Nature Communications has published an article written by Gde Bimananda Mahardika Wisna, Department of Physics, Arizona State University, Tempe, AZ, USA, Center for Molecular Design and Biomimetics at the Biodesign Institute, Arizona State University, Tempe, AZ, USA, and Center for Biological Physics, Arizona State University, Tempe, AZ, USA, Daria Sukhareva, Center for Molecular Design and Biomimetics at the Biodesign Institute, Arizona State University, Tempe, AZ, USA, and School of Molecular Sciences, Arizona State University, Tempe, AZ, USA, Jonathan Zhao, Center for Molecular Design and Biomimetics at the Biodesign Institute, Arizona State University, Tempe, AZ, USA, and School of Computing and Augmented Intelligence, Arizona State University, Tempe, AZ, USA, Prathamesh Chopade, Center for Molecular Design and Biomimetics at the Biodesign Institute, Arizona State University, Tempe, AZ, USA, Deeksha Satyabola, Center for Molecular Design and Biomimetics at the Biodesign Institute, Arizona State University, Tempe, AZ, USA, and School of Molecular Sciences, Arizona State University, Tempe, AZ, USA, Michael Matthies, Center for Molecular Design and Biomimetics at the Biodesign Institute, Arizona State University, Tempe, AZ, USA, Subhajit Roy, Department of Physics, Arizona State University, Tempe, AZ, USA, Center for Molecular Design and Biomimetics at the Biodesign Institute, Arizona State University, Tempe, AZ, USA, and Center for Biological Physics, Arizona State University, Tempe, AZ, USA, Chao Wang, Center for Molecular Design and Biomimetics at the Biodesign Institute, Arizona State University, Tempe, AZ, USA, and School of Electrical, Computer and Energy Engineering, Arizona State University, Tempe, AZ, USA, Petr Šulc, Center for Molecular Design and Biomimetics at the Biodesign Institute, Arizona State University, Tempe, AZ, USA, Center for Biological Physics, Arizona State University, Tempe, AZ, USA, and School of Molecular Sciences, Arizona State University, Tempe, AZ, USA, Hao Yan, Center for Molecular Design and Biomimetics at the Biodesign Institute, Arizona State University, Tempe, AZ, USA, and School of Molecular Sciences, Arizona State University, Tempe, AZ, USA, and Rizal F. Hariadi, Department of Physics, Arizona State University, Tempe, AZ, USA, Center for Molecular Design and Biomimetics at the Biodesign Institute, Arizona State University, Tempe, AZ, USA, and Center for Biological Physics, Arizona State University, Tempe, AZ, USA.
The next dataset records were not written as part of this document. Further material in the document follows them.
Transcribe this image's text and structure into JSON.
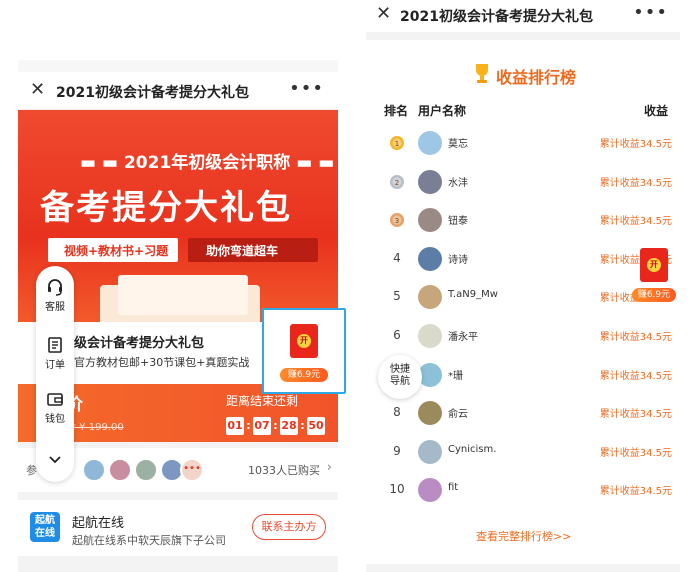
{
  "left": {
    "title": "2021初级会计备考提分大礼包",
    "banner": {
      "subtitle": "2021年初级会计职称",
      "headline": "备考提分大礼包",
      "chip1": "视频+教材书+习题",
      "chip2": "助你弯道超车"
    },
    "product": {
      "name": "级会计备考提分大礼包",
      "desc": "官方教材包邮+30节课包+真题实战"
    },
    "price": {
      "label": "价",
      "original": "价 ¥ 199.00",
      "countdown_label": "距离结束还剩",
      "timer": [
        "01",
        "07",
        "28",
        "50"
      ]
    },
    "buyers": {
      "label": "参 计",
      "count": "1033人已购买",
      "avatar_colors": [
        "#8fb8d8",
        "#c98e9e",
        "#9cb0a4",
        "#7d98c0"
      ]
    },
    "footer": {
      "logo_line1": "起航",
      "logo_line2": "在线",
      "name": "起航在线",
      "desc": "起航在线系中软天辰旗下子公司",
      "button": "联系主办方"
    },
    "side_menu": [
      {
        "icon": "headset-icon",
        "label": "客服"
      },
      {
        "icon": "order-icon",
        "label": "订单"
      },
      {
        "icon": "wallet-icon",
        "label": "钱包"
      }
    ],
    "packet": {
      "coin": "开",
      "earn": "赚6.9元"
    }
  },
  "right": {
    "title": "2021初级会计备考提分大礼包",
    "rank_title": "收益排行榜",
    "headers": {
      "rank": "排名",
      "user": "用户名称",
      "earnings": "收益"
    },
    "rows": [
      {
        "rank": "1",
        "medal": "gold",
        "name": "莫忘",
        "earn": "累计收益34.5元",
        "avatar": "#9ec7e6"
      },
      {
        "rank": "2",
        "medal": "silver",
        "name": "水沣",
        "earn": "累计收益34.5元",
        "avatar": "#7a7f96"
      },
      {
        "rank": "3",
        "medal": "bronze",
        "name": "钮泰",
        "earn": "累计收益34.5元",
        "avatar": "#9a8a86"
      },
      {
        "rank": "4",
        "medal": "",
        "name": "诗诗",
        "earn": "累计收益34.5元",
        "avatar": "#5c7ea6"
      },
      {
        "rank": "5",
        "medal": "",
        "name": "T.aN9_Mw",
        "earn": "累计收益34.5元",
        "avatar": "#c8a67c"
      },
      {
        "rank": "6",
        "medal": "",
        "name": "潘永平",
        "earn": "累计收益34.5元",
        "avatar": "#d9d9cc"
      },
      {
        "rank": "7",
        "medal": "",
        "name": "*珊",
        "earn": "累计收益34.5元",
        "avatar": "#8cc1d8"
      },
      {
        "rank": "8",
        "medal": "",
        "name": "俞云",
        "earn": "累计收益34.5元",
        "avatar": "#9b8a5c"
      },
      {
        "rank": "9",
        "medal": "",
        "name": "Cynicism.",
        "earn": "累计收益34.5元",
        "avatar": "#a6b9c9"
      },
      {
        "rank": "10",
        "medal": "",
        "name": "fit",
        "earn": "累计收益34.5元",
        "avatar": "#b98cc4"
      }
    ],
    "more_link": "查看完整排行榜>>",
    "quick_nav": {
      "line1": "快捷",
      "line2": "导航"
    },
    "packet": {
      "coin": "开",
      "earn": "赚6.9元"
    }
  },
  "colors": {
    "brand_red": "#e8321e",
    "accent_orange": "#f06a1e",
    "highlight_blue": "#2ea8e6"
  }
}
Abstract: “DNA origami information storage is a promising alternative to silicon-based data storage, offering a molecular cryptography technique concealing information within DNA origami. Routing, sliding, and interlacing staple strands lead to a large 700-bit key size. Practical DNA data storage requires high information density, robust security, and accurate and rapid information retrieval. Consequently, advanced readout techniques and large encryption key sizes are essential. Here, we report an enhanced DNA origami cryptography protocol in 2D and 3D DNA origami, increasing the encryption key size. We employ all-DNA-based steganography with fast readout through high-speed DNA-PAINT super-resolution imaging. By combining DNA-PAINT data with unsupervised clustering, we achieve an accuracy of up to 89%, despite the flexibility in the 3D DNA origami shown by oxDNA simulation. Furthermore, we propose criteria that ensure complete information retrieval for the DNA origami cryptography. Our findings show that DNA-based cryptography is a secure and versatile solution for storing information.“

Article: DNA Helix Bundle-Encoded Multi-Bit Information Readout by Sapphire-Supported Nanopores
Work highlights the potential of integrating DNA nanostructures with low-noise nanopore technology for high-density, secure, and scalable data storage applications.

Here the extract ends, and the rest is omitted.